Ele também relembrou a criação da primeira escola para surdos em Florianópolis, liderada por Francisco, e os desafios enfrentados com o surgimento do Instituto de Audição e Terapia da Linguagem (Iatel), que defendia o método oralista. Apesar das dificuldades, Francisco foi responsável por criar as bases que fortaleceram as associações e os movimentos surdos ao longo das décadas.
Dionísio destacou ainda o papel das instituições de ensino superior, como a UFSC e a Udesc, na formação de professores e na valorização da Libras. Ele relembrou a criação do primeiro curso de Letras Libras do Brasil, fruto de uma luta coletiva, e a importância de polos de educação bilíngue em cidades como São José, Joinville e Chapecó. “Antes não havia nenhum curso de Letras Libras. A reitoria aceitou a nossa proposta e foi criado então o primeiro curso de Letras Libras do Brasil”, disse.
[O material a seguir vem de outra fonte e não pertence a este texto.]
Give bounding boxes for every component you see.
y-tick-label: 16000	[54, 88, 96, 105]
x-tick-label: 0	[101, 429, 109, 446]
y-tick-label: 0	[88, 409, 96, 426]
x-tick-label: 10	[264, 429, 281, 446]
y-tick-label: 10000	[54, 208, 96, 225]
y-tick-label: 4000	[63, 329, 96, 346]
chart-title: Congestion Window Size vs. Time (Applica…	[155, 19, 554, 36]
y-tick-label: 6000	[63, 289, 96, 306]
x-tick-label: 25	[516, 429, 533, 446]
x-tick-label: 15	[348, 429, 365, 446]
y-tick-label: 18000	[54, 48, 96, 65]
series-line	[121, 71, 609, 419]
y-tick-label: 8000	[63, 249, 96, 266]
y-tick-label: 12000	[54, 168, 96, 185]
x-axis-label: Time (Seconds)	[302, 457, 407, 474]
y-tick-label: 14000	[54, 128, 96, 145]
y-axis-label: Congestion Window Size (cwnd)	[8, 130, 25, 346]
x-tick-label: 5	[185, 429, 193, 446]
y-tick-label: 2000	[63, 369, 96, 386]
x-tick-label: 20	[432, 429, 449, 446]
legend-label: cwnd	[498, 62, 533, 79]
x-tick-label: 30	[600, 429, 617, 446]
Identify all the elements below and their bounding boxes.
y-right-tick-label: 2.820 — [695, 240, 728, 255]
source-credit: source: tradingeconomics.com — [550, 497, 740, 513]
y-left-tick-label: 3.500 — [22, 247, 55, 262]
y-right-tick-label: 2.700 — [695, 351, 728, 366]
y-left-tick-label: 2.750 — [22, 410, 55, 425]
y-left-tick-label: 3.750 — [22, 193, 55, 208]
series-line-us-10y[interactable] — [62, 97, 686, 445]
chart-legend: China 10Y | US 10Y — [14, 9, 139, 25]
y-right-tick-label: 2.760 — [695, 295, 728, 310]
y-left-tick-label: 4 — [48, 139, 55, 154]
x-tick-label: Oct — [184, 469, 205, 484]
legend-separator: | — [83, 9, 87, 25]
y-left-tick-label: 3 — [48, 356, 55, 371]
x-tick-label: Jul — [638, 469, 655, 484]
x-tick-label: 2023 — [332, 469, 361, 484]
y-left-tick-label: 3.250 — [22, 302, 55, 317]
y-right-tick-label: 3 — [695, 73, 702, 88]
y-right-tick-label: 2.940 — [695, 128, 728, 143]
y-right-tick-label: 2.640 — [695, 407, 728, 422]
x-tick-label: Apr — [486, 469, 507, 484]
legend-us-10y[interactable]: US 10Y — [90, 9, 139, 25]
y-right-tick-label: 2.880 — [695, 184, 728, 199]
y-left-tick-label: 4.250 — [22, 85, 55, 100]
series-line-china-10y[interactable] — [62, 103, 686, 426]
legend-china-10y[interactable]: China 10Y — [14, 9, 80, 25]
O seminário também serviu para refletir sobre o papel das associações de surdos na conquista de direitos e na criação de políticas públicas. Dionísio lembrou o movimento de 2005, quando associações, instituições de ensino e a comunidade surda se reuniram em frente à Alesc para lutar por formação de professores e pela difusão da língua de sinais. Para ele, as associações foram essenciais para abrir caminhos e consolidar as conquistas celebradas hoje.
Ambos os palestrantes reforçaram a importância de revisitar o passado para reconhecer os desafios superados e celebrar as conquistas históricas. O seminário foi encerrado com um chamado à continuidade da luta por uma educação inclusiva e bilíngue, que valorize a língua de sinais e amplie as oportunidades para as futuras gerações da comunidade surda.